Like I stated Baraka had no sound to it. This was something different for me because most films I watch are with sound. Although I have seen silent films in the past, all of the silent films I have ever seen have been in black and white. Along with that the films have all also had characters, and a story line. Baraka on the other hand had no real plot, characters, or a solid setting. The film was also in color, it was filled with bright vibrant colors from all over the world.

The other thing I thought that made Baraka such a different film was the fact that it never told you where it was located. I found it strange for a film to not have a consistent setting at first. Then I started looking for signs that would tell me all the different places the camera was showing. I soon found out that there wasn’t very much shown to help me know this. I feel like that is because the producer of this film wanted the viewers to not focus on where they were but what there was. I think by doing this it forces the viewer to notice more details about the location, and view it with a more open mind.

I think that the director of Baraka was trying to get the viewers the film to see the world through a more open mind. This way people could put aside all the things that had heard about a place that may change their outlook on it, and only see the true beauty it holds. This is done by not having any sound to distract the mind of the viewer. Along with not having any signs or hints to show were the camera was located. You can tell from watching this film that the director was really wanting to show off the natural beauty of all different types of religions, cultures, and places around the world.



5 thoughts on “Thoughts on Baraka

  1. I like your interpretation of it, that it wasnt about where but whatand about having an open mind. I think it really was about this and the contrasting cultures and locations that are all on the same Earth. How different we are but are all the same at the same time.


  2. At first I was really frusterated that they didn’t show where the scenes were filmed too! I think it was because the directer wanted to show how alike many cultures are and that we should respect them no matter where they come from! It was a very beautiful movie and I really enjoyed watching it!

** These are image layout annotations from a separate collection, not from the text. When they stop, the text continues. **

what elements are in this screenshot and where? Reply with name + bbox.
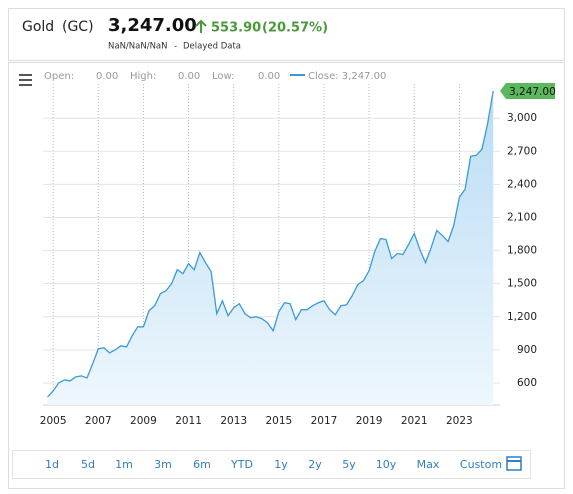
range-button[interactable]: 2y [308,458,322,471]
symbol: (GC) [62,19,94,35]
separator: - [174,42,177,52]
x-tick-label: 2013 [220,415,247,427]
range-bar [12,450,531,479]
up-arrow [195,19,207,33]
range-button[interactable]: Max [417,458,440,471]
price: 3,247.00 [108,15,197,36]
ohlc-value: 0.00 [178,71,200,82]
x-tick-label: 2009 [130,415,157,427]
y-tick-label: 3,000 [507,112,537,124]
ohlc-label: Low: [212,71,235,82]
y-tick-label: 1,800 [507,245,537,257]
y-tick-label: 2,400 [507,178,537,190]
x-tick-label: 2017 [311,415,338,427]
y-tick-label: 900 [517,344,537,356]
x-tick-label: 2011 [175,415,202,427]
menu-icon[interactable] [19,74,32,86]
x-tick-label: 2005 [40,415,67,427]
ohlc-value: 0.00 [96,71,118,82]
line [47,90,494,398]
range-button[interactable]: 3m [154,458,172,471]
x-tick-label: 2007 [85,415,112,427]
y-tick-label: 600 [517,377,537,389]
range-button[interactable]: 6m [193,458,211,471]
y-tick-label: 2,100 [507,211,537,223]
range-button[interactable]: 10y [376,458,397,471]
area [47,90,494,405]
x-tick-label: 2015 [265,415,292,427]
y-tick-label: 2,700 [507,145,537,157]
y-tick-label: 1,500 [507,278,537,290]
range-button[interactable]: 5d [81,458,95,471]
last-price-label: 3,247.00 [509,86,556,98]
x-tick-label: 2019 [356,415,383,427]
ohlc-value: 0.00 [258,71,280,82]
range-button[interactable]: 1m [115,458,133,471]
ohlc-label: High: [130,71,156,82]
legend-label: Close: 3,247.00 [308,71,386,82]
range-button[interactable]: 1d [45,458,59,471]
range-button[interactable]: 5y [342,458,356,471]
header-box [8,8,565,61]
range-button[interactable]: Custom [460,458,502,471]
range-button[interactable]: 1y [274,458,288,471]
change: 553.90 [211,21,261,36]
y-tick-label: 1,200 [507,311,537,323]
change-pct: (20.57%) [262,21,328,36]
x-tick-label: 2021 [401,415,428,427]
last-price-tag [500,82,555,99]
range-button[interactable]: YTD [230,458,253,471]
name: Gold [22,19,54,35]
x-tick-label: 2023 [446,415,473,427]
ohlc-label: Open: [44,71,74,82]
status: Delayed Data [183,42,241,52]
calendar-icon[interactable] [506,456,522,471]
date: NaN/NaN/NaN [108,42,168,52]
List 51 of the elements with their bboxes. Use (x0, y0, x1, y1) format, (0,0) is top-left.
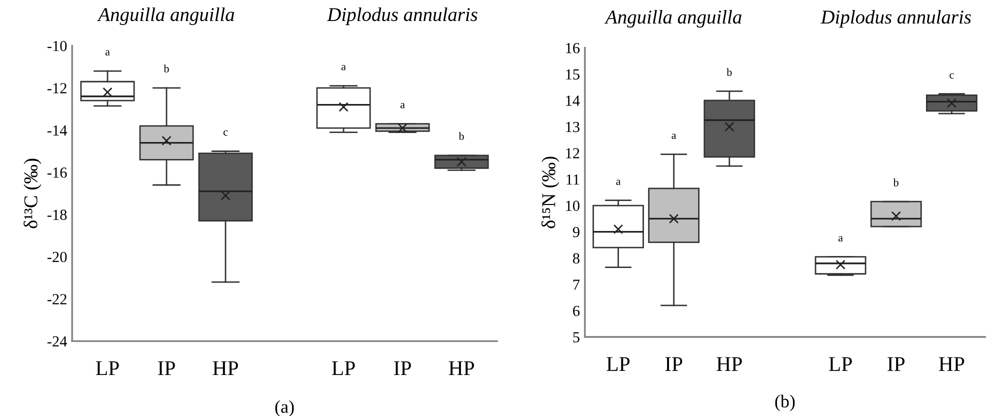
y-tick-label: -20 (47, 252, 67, 262)
x-tick-label: HP (716, 357, 742, 371)
x-tick-label: LP (606, 357, 630, 371)
text: Diplodus annularis (820, 10, 971, 28)
x-tick-label: HP (212, 361, 238, 376)
text: (b) (775, 394, 795, 412)
x-tick-label: HP (938, 357, 964, 371)
y-tick-label: -16 (47, 168, 67, 178)
annotation: a (341, 64, 346, 70)
y-tick-label: 12 (566, 148, 580, 158)
x-tick-label: IP (394, 361, 411, 376)
y-tick-label: 15 (566, 69, 580, 80)
annotation: a (672, 134, 676, 140)
annotation: b (726, 68, 732, 76)
y-tick-label: -14 (47, 125, 68, 136)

  3. I agree with your opinion about why the director chose not to say where the locations were located. The director wanted to show us the beauty of the world. That was his main focus. He did not want any preconceived ideas to enter our heads. By not telling us the location, we have a clear conscious and could just take in the sights and sounds of the scene and develop our own opinions of the world. I found myself guessing at locations throughout the entire film. I am very curious how many locations I would have guessed correctly.


  4. I wasn’t a big fan of Baraka. Halfway through it got really boring. It was better than watching random colors flash about for 10 minutes but I would never sit down with people and show them this film. I like the scene showing cities and how busy they are, but the music really compliments the scene. Baraka also kept jumping too much. You’d get interested in one location and within 5 minutes you’ve jumped around the globe. It wasn’t that bad of a film but it is a 5/10 in my book.